Una Perspectiva Humana: Capítulo 01

CAPÍTULO 1

Charl Grissom tecleó a regañadientes en el navicomp de su nave. Durante un rato se dedicó a hacer pasar sin un propósito fijo los registros de cartas estelares, mirándolas sólo a medias, prestando más atención a cómo sus coloridas luces danzaban por la pantalla que fijándose realmente a los datos de navegación en sí.

-Estaría bien si pudiera quedarme aquí en espacio banu –le dijo a su nave, y no por primera vez. La Reacher (su constante compañera) era un pequeño carguero banu; Charl suponía que el equivalente humano más cercano sería una Freelancer. Se había gastado hace años los últimos créditos que le quedaban de su pensión del ejército para adquirir esas naves, y luego sólo le había hecho unas modificaciones mínimas para que las condiciones del vehículo alienígena estuvieran mejor adaptadas a su fisiología humana.
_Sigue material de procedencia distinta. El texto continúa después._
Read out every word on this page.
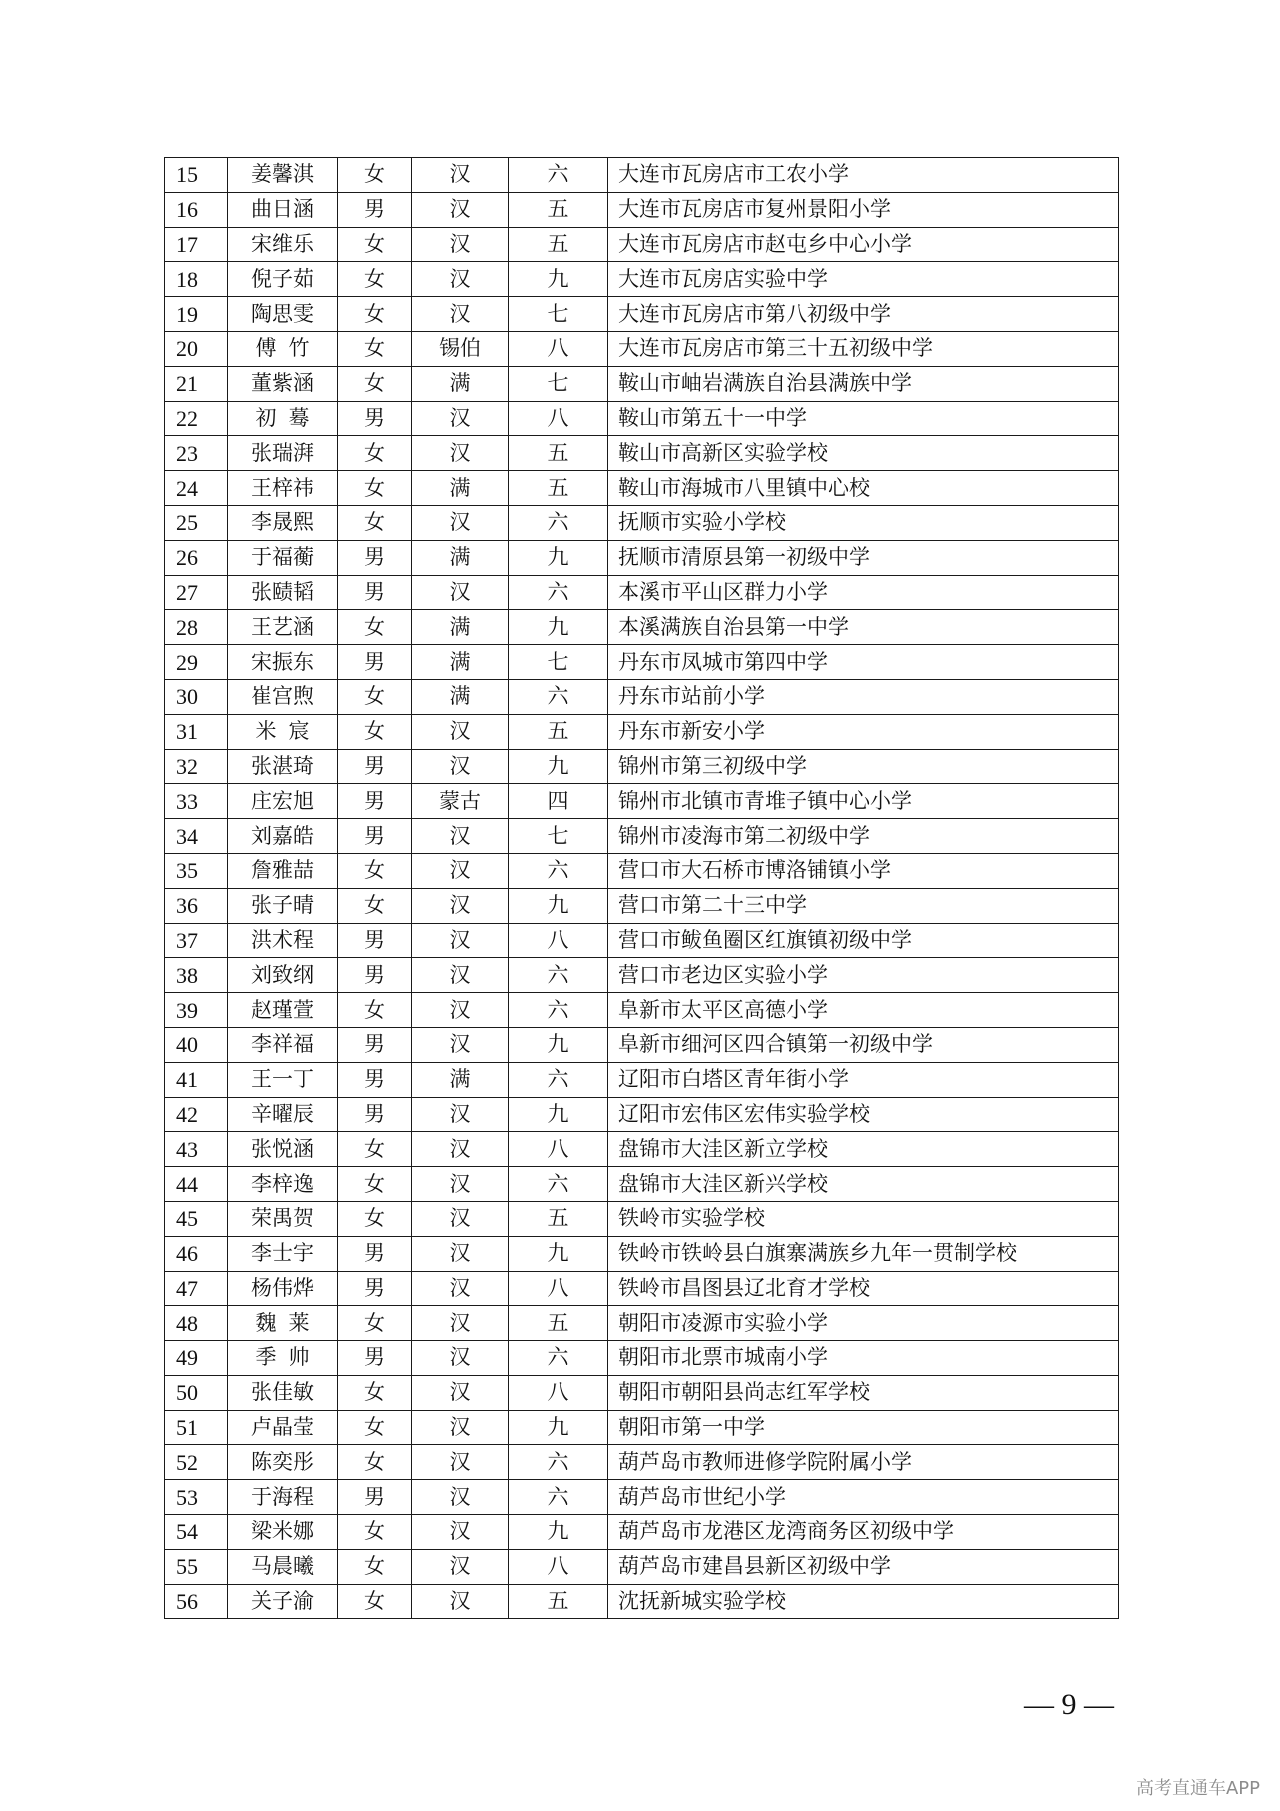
15	姜馨淇	女	汉	六	大连市瓦房店市工农小学
16	曲日涵	男	汉	五	大连市瓦房店市复州景阳小学
17	宋维乐	女	汉	五	大连市瓦房店市赵屯乡中心小学
18	倪子茹	女	汉	九	大连市瓦房店实验中学
19	陶思雯	女	汉	七	大连市瓦房店市第八初级中学
20	傅竹	女	锡伯	八	大连市瓦房店市第三十五初级中学
21	董紫涵	女	满	七	鞍山市岫岩满族自治县满族中学
22	初蓦	男	汉	八	鞍山市第五十一中学
23	张瑞湃	女	汉	五	鞍山市高新区实验学校
24	王梓祎	女	满	五	鞍山市海城市八里镇中心校
25	李晟熙	女	汉	六	抚顺市实验小学校
26	于福蘅	男	满	九	抚顺市清原县第一初级中学
27	张赜韬	男	汉	六	本溪市平山区群力小学
28	王艺涵	女	满	九	本溪满族自治县第一中学
29	宋振东	男	满	七	丹东市凤城市第四中学
30	崔宫煦	女	满	六	丹东市站前小学
31	米宸	女	汉	五	丹东市新安小学
32	张湛琦	男	汉	九	锦州市第三初级中学
33	庄宏旭	男	蒙古	四	锦州市北镇市青堆子镇中心小学
34	刘嘉皓	男	汉	七	锦州市凌海市第二初级中学
35	詹雅喆	女	汉	六	营口市大石桥市博洛铺镇小学
36	张子晴	女	汉	九	营口市第二十三中学
37	洪术程	男	汉	八	营口市鲅鱼圈区红旗镇初级中学
38	刘致纲	男	汉	六	营口市老边区实验小学
39	赵瑾萱	女	汉	六	阜新市太平区高德小学
40	李祥福	男	汉	九	阜新市细河区四合镇第一初级中学
41	王一丁	男	满	六	辽阳市白塔区青年街小学
42	辛曜辰	男	汉	九	辽阳市宏伟区宏伟实验学校
43	张悦涵	女	汉	八	盘锦市大洼区新立学校
44	李梓逸	女	汉	六	盘锦市大洼区新兴学校
45	荣禺贺	女	汉	五	铁岭市实验学校
46	李士宇	男	汉	九	铁岭市铁岭县白旗寨满族乡九年一贯制学校
47	杨伟烨	男	汉	八	铁岭市昌图县辽北育才学校
48	魏莱	女	汉	五	朝阳市凌源市实验小学
49	季帅	男	汉	六	朝阳市北票市城南小学
50	张佳敏	女	汉	八	朝阳市朝阳县尚志红军学校
51	卢晶莹	女	汉	九	朝阳市第一中学
52	陈奕彤	女	汉	六	葫芦岛市教师进修学院附属小学
53	于海程	男	汉	六	葫芦岛市世纪小学
54	梁米娜	女	汉	九	葫芦岛市龙港区龙湾商务区初级中学
55	马晨曦	女	汉	八	葫芦岛市建昌县新区初级中学
56	关子渝	女	汉	五	沈抚新城实验学校
— 9 —
高考直通车APP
Charl se había echado a reír cuando sacó por primera vez la Reacher del puerto espacial, y los técnicos banu que la habían reacondicionado se rieron con él (bueno, los banu más que reír escupen y se ponen a temblar) porque sabía que su nave no sería cómoda en absoluto para la mayoría de humanos. Pero a Charl eso le venía bien.

-Comprobemos la vieja cuenta de crédito –dijo para sus adentros, fingiendo optimismo-. A lo mejor alguien ha muerto y me ha dejado una fortuna –pero cuando consultó su saldo, no había sufrido ningún cambio. Estaba en la ruina (de hecho, en números rojos, porque también había solicitado préstamos hasta el límite permitido por la cuenta). No disponía de dinero para provisiones, ni tampoco para más combustible. Si no saltaba, pronto se quedaría varado aquí en los confines del espacio banu.
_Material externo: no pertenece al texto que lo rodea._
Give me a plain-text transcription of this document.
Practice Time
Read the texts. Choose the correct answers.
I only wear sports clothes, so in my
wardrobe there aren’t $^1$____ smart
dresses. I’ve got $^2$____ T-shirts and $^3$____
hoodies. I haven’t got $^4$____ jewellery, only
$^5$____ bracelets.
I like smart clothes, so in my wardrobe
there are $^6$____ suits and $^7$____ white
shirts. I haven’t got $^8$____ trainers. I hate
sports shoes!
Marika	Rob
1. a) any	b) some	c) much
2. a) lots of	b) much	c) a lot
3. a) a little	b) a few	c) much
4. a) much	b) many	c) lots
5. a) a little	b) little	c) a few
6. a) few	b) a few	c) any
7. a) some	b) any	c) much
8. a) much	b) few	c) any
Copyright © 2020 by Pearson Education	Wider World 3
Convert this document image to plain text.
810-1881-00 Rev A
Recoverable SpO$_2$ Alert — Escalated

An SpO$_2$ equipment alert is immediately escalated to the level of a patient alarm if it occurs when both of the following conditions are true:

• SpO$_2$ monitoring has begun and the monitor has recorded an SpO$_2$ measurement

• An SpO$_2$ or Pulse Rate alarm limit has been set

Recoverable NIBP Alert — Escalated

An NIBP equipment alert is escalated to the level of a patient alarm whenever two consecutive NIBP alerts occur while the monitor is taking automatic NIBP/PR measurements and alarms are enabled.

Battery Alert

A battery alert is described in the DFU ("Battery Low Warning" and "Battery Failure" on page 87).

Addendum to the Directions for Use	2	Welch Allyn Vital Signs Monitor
-¿Sería eso tan malo? –se preguntó en voz alta. La alternativa era regresar al espacio imperial, los contratos humanos, la interacción con humanos, tal vez incluso tener que mendigar trabajo en el consorcio de su tío… algo que Charl había logrado evitar durante más de cuatro años. En estos momentos, tenía la Reacher trazando una órbita lejana en torno al astro del sistema banu de Geddon, pero lo suficientemente cerca del único planeta habitado del sistema como para poder mantener en tenue enlace de comunicaciones.
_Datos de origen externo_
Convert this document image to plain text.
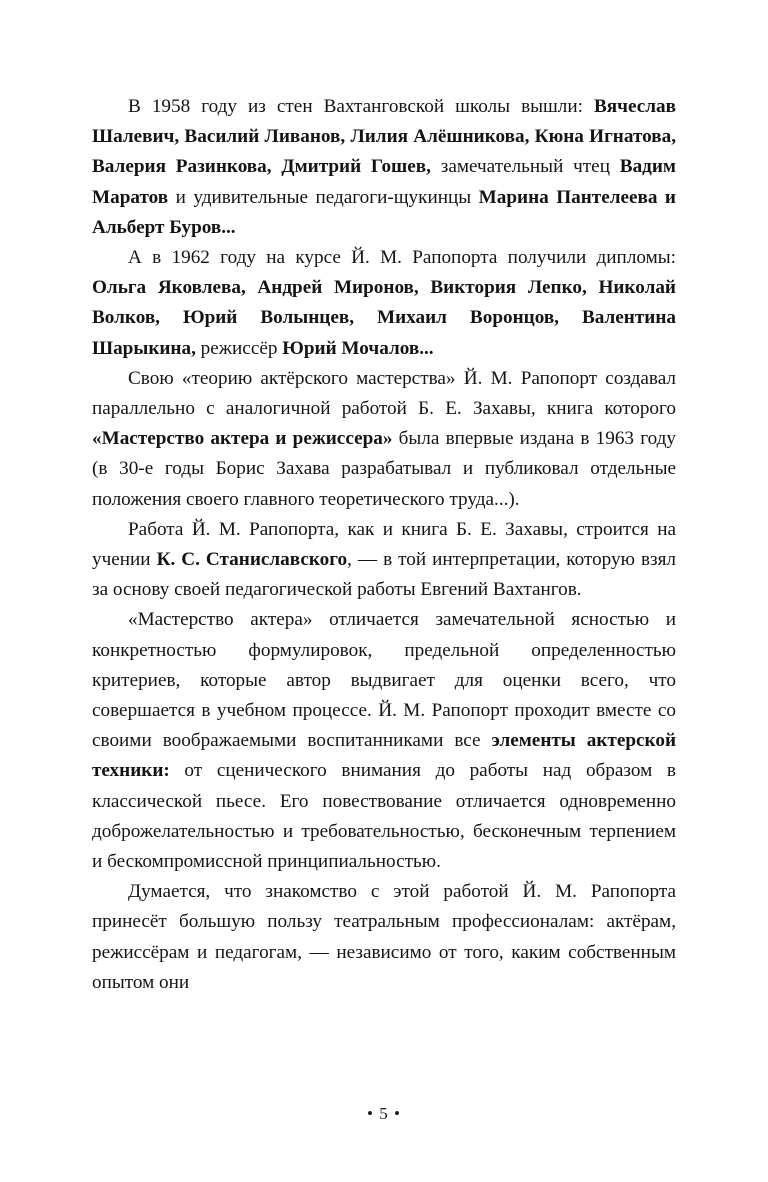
В 1958 году из стен Вахтанговской школы вышли: Вячеслав Шалевич, Василий Ливанов, Лилия Алёшникова, Кюна Игнатова, Валерия Разинкова, Дмитрий Гошев, замечательный чтец Вадим Маратов и удивительные педагоги-щукинцы Марина Пантелеева и Альберт Буров...

А в 1962 году на курсе Й. М. Рапопорта получили дипломы: Ольга Яковлева, Андрей Миронов, Виктория Лепко, Николай Волков, Юрий Волынцев, Михаил Воронцов, Валентина Шарыкина, режиссёр Юрий Мочалов...

Свою «теорию актёрского мастерства» Й. М. Рапопорт создавал параллельно с аналогичной работой Б. Е. Захавы, книга которого «Мастерство актера и режиссера» была впервые издана в 1963 году (в 30-е годы Борис Захава разрабатывал и публиковал отдельные положения своего главного теоретического труда...).

Работа Й. М. Рапопорта, как и книга Б. Е. Захавы, строится на учении К. С. Станиславского, — в той интерпретации, которую взял за основу своей педагогической работы Евгений Вахтангов.

«Мастерство актера» отличается замечательной ясностью и конкретностью формулировок, предельной определенностью критериев, которые автор выдвигает для оценки всего, что совершается в учебном процессе. Й. М. Рапопорт проходит вместе со своими воображаемыми воспитанниками все элементы актерской техники: от сценического внимания до работы над образом в классической пьесе. Его повествование отличается одновременно доброжелательностью и требовательностью, бесконечным терпением и бескомпромиссной принципиальностью.

Думается, что знакомство с этой работой Й. М. Рапопорта принесёт большую пользу театральным профессионалам: актёрам, режиссёрам и педагогам, — независимо от того, каким собственным опытом они

• 5 •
Charl apartó la mirada del brillo emitido por el navicomp desde el extremo más alejado de su tablero de mandos. Cuando al fin volvió a mirarlo y se fijó en qué punto de los mapas estelares se había detenido mientras su mente divagaba, su estado de ánimo se agrió todavía más.

-El sistema Orión. Evidentemente –El hogar, de nuevo en el espacio de la UEE… era su hogar físicamente, pero no emocionalmente. ¿Esos miles de recuerdos que todo el mundo tiene de su infancia? Todos los de Charl estaban en el sistema Orión. Papá dejándolos tirados en Armitage. Luego los incursores vanduul que arrasaron su hogar, no una, sino dos veces. Mamá y ambas hermanas perdidas. En sus recuerdos no había nada que le dejara algún vínculo con su hogar.
Charl se removió nerviosamente en la silla de piloto por un rato más, buscando cosas en las que atarearse, lamentándose inútilmente de su falta de fondos y trabajo reciente. Por último, se desabrochó el cinturón del asiento y fue flotando hasta su camarote (tenía la esperanza de que mantener apagadas las placas de gravedad de la nave le daría un par de días extra de energía) y luego se metió en su litera sujetándose a ella con los cierres velcro. Se quedó dormido esperando un milagro.

Su milagro llegó mientras dormía, en forma de un nuevo mensaje en la bandeja de entrada de su repetidor de comunicaciones.

-Genial –refunfuñó Charl-. ¿A quién más le debo dinero? –tocó la pantalla para tener más datos.

-¡Lyshtuu! –Charl contuvo el aliento y se permitió disfrutar de una cautelosa sensación de esperanza. Tocó con cuidado la pantalla para reproducir el mensaje grabado, haciendo una mueca como si el mensaje pudiera alargar un brazo y abofetearle en la cara.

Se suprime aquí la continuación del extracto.